Influence of Benzotriazole and Cerium Chloride on Anticorrosion Performance of Cu-0.25Se-0.25Te Alloy in 3.5 wt% NaCl Solution

The effect of the addition of benzotriazole (BTA) or cerium chloride separately and in combination on the anticorrosion performance of Cu-Se-Te alloy in 3.5 wt% NaCl solution has been investigated. The results show that the addition of either BTA or cerium chloride significantly reduces the corrosion rate of Cu-0.25Se-0.25Te, but BTA exhibits a better inhibition effect. Meanwhile, scanning electron microscope analysis displays that the separate addition of BTA or cerium chloride makes the depth of corrosion pit of the sample decrease and the corroded surface smooth. With the combination of BTA and cerium chloride rising, the surface of the sample becomes much flatter and no obvious corrosion pit is found.
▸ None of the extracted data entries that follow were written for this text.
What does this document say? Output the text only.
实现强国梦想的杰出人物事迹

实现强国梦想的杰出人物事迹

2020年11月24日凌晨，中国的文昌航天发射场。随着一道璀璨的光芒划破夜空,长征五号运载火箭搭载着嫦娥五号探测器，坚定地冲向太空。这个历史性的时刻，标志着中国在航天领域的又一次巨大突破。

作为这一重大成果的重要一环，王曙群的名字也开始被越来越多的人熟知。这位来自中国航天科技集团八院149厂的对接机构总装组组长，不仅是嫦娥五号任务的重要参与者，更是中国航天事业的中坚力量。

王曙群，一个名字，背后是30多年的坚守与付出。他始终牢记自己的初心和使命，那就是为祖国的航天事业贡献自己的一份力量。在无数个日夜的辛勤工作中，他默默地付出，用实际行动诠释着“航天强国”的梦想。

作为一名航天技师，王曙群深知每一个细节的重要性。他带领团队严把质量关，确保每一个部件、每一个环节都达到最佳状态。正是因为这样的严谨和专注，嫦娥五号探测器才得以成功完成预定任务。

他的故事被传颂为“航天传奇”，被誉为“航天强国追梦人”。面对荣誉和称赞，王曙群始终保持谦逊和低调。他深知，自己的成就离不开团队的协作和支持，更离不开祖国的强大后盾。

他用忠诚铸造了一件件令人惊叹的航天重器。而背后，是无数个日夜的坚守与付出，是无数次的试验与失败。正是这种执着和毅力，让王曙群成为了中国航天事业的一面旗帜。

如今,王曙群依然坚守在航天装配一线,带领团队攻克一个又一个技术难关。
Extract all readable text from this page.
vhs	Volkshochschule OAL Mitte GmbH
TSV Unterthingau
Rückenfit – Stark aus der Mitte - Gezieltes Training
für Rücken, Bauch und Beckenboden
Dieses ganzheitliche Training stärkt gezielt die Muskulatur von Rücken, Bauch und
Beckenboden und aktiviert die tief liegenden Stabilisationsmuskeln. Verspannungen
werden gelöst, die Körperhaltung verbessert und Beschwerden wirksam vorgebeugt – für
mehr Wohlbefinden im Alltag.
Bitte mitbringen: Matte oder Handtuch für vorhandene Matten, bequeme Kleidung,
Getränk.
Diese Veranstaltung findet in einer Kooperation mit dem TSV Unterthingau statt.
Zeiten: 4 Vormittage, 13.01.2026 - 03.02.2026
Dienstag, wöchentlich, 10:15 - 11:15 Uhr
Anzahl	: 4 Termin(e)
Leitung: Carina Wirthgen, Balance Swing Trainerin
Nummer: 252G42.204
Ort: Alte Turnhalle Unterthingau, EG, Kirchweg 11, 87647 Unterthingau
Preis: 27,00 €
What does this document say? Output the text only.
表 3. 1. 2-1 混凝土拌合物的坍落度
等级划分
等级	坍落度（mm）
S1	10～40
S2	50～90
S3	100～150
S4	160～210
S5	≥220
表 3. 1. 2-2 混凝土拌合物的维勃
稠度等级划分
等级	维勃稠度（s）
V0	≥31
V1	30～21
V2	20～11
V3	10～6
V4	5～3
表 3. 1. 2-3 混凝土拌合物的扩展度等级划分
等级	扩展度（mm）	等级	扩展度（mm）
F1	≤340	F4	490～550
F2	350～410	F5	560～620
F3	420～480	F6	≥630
Energy dispersive spectrum and x-ray photoelectron spectroscopy analyses suggest that when BTA and cerium chloride are added together, CeO2, Ce(OH)3, or complex formed by Ce and BTA might deposit on the surface of copper alloy, which induces the passivation film on the surface of the alloy to become denser and enhances the binding strength of the interface between the surface film and the matrix, thus improving the corrosion inhibition performance of the complex system.